The fading warmth from the stone of Seshat
illuminated their faces. Shadowed eye-sockets, noses; glinting hair and bright
eyes. The straggle-haired girl knelt by her mother, one hand gripping the
woman’s, intent on the model. Evelian leaned forward, yellow hair spilling
across her breasts.

"I forget her for whole minutes at a time." He
smeared one plaster-wet hand down his shirt to clean it; weight resting back on
one massive heel; brushing blindly at the grease-stains on the coat’s
embroidered lapels.

"So many years to find her, and then by
accident
.
. ."

Water brimmed in his eyes and overran. Tears
spilled down his cheeks, acid-hot and then cold in the cold air; running down
cheeks and chins, runneling wet marks down his stained linen shirt.
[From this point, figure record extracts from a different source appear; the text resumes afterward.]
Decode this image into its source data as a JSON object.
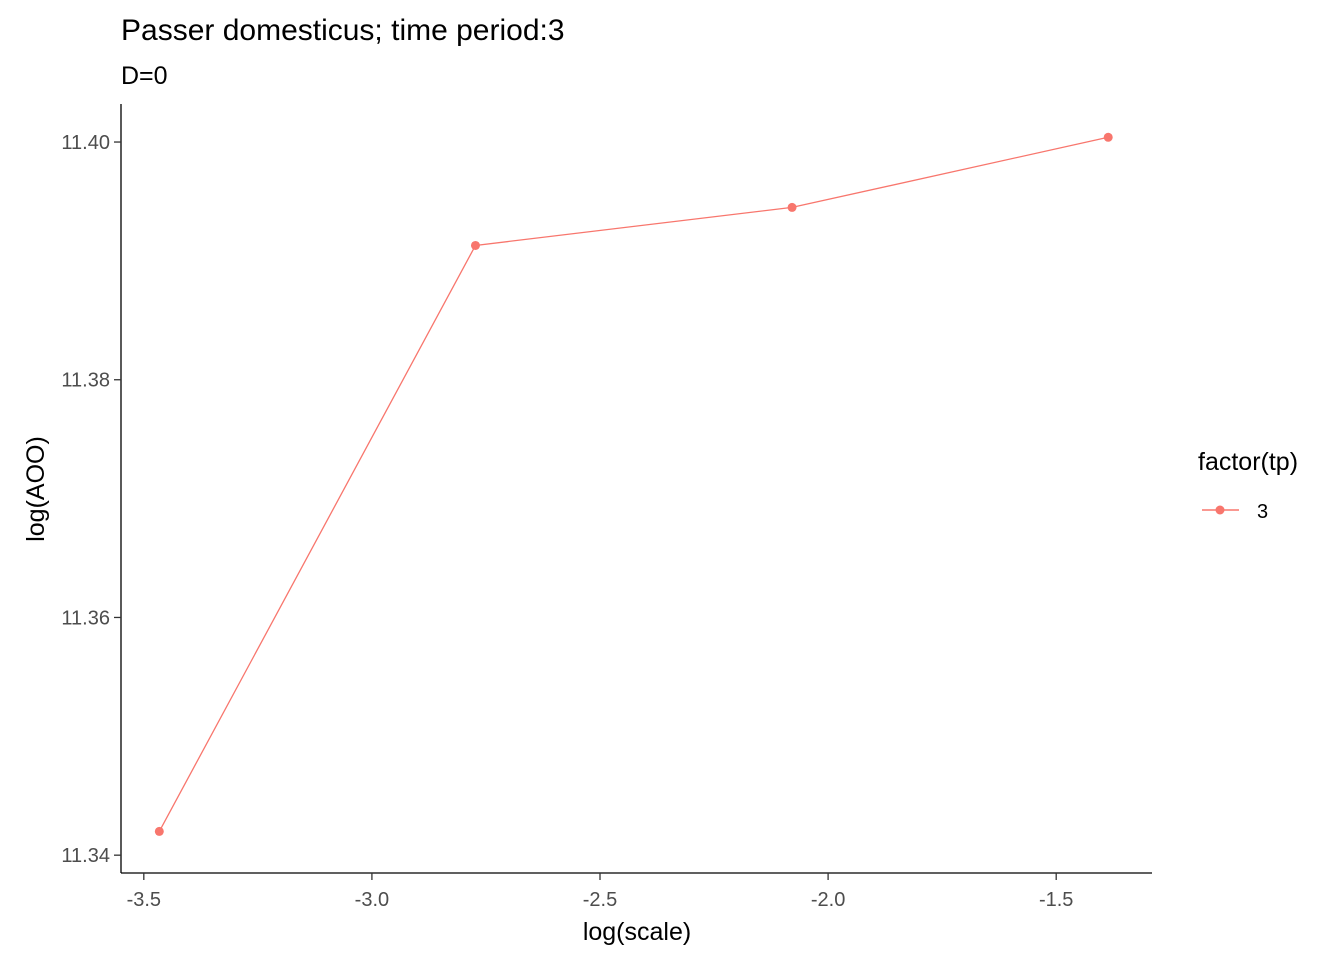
{
  "chart_data": {
    "type": "line",
    "title": "Passer domesticus; time period:3",
    "subtitle": "D=0",
    "xlabel": "log(scale)",
    "ylabel": "log(AOO)",
    "xlim": [
      -3.55,
      -1.29
    ],
    "ylim": [
      11.3385,
      11.4032
    ],
    "x_ticks": [
      -3.5,
      -3.0,
      -2.5,
      -2.0,
      -1.5
    ],
    "x_tick_labels": [
      "-3.5",
      "-3.0",
      "-2.5",
      "-2.0",
      "-1.5"
    ],
    "y_ticks": [
      11.34,
      11.36,
      11.38,
      11.4
    ],
    "y_tick_labels": [
      "11.34",
      "11.36",
      "11.38",
      "11.40"
    ],
    "grid": false,
    "legend": {
      "title": "factor(tp)",
      "position": "right"
    },
    "series": [
      {
        "name": "3",
        "color": "#F8766D",
        "x": [
          -3.466,
          -2.773,
          -2.079,
          -1.386
        ],
        "y": [
          11.342,
          11.3913,
          11.3945,
          11.4004
        ]
      }
    ]
  }
}
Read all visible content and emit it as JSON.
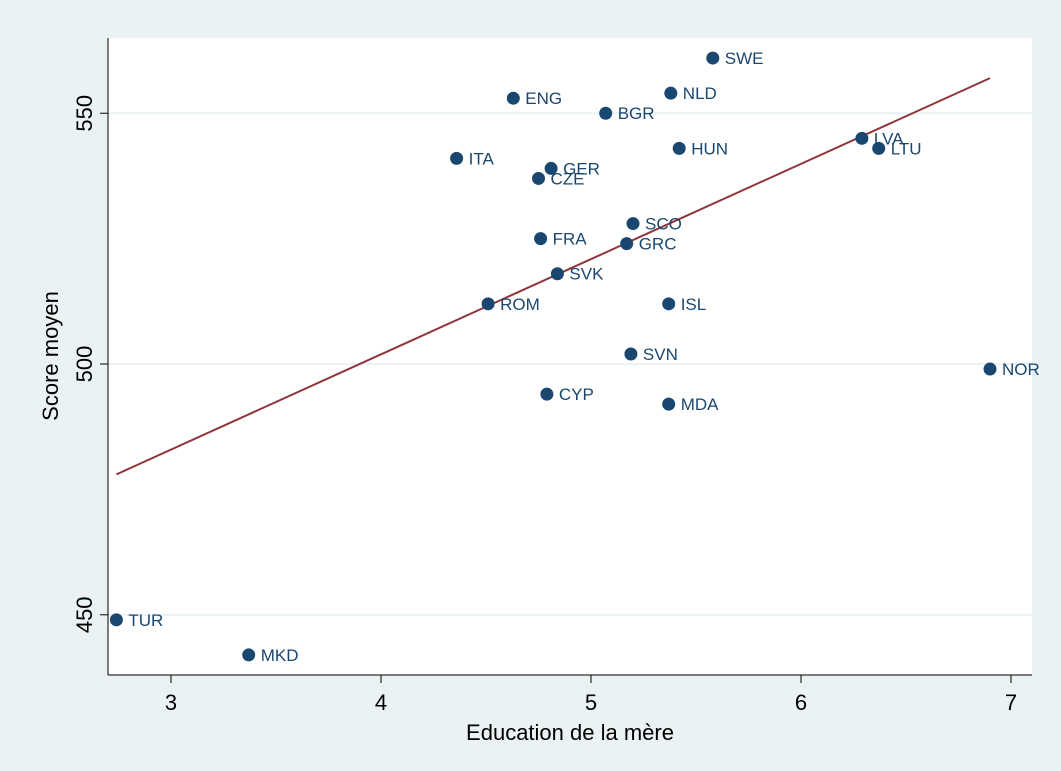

"I never heard her speak of you." Evelian’s voice
held wonder. "I knew there had to be
somebody
the cause of it."

He covered his face with his hand. As loud as a
child, he snuffled, and wiped his leaking eyes and nose on his sleeve. He sucked
in a breath and looked down at her with the total bewilderment of pain.

"What’s happening to her? I thought"–his voice
wavered, thinned, began to ululate–"that I’d
help
her, gods rot her. Now.
That I’d be able to . . . to
get
there, and . . ."

He rubbed his face with soaking hands. Tears and
snot soaked the cuffs of his coat. He hiccuped, gasping in air; muffling a sob
in the palm of one hand.

"I brought her into this!"

The chill on his wet hands burned in the Night
Sun’s enveloping cold. Arctic, a wind blew grit across the construction site.
Sand tacked against his cheek.

His left hand tightened on the metal bee, and he
opened it and looked down, watching beads of blood ooze out onto the
plaster-stained lines of his palm. Cold numbed the pain. He folded his hand over
the sharp wings and antennae, clenching hard.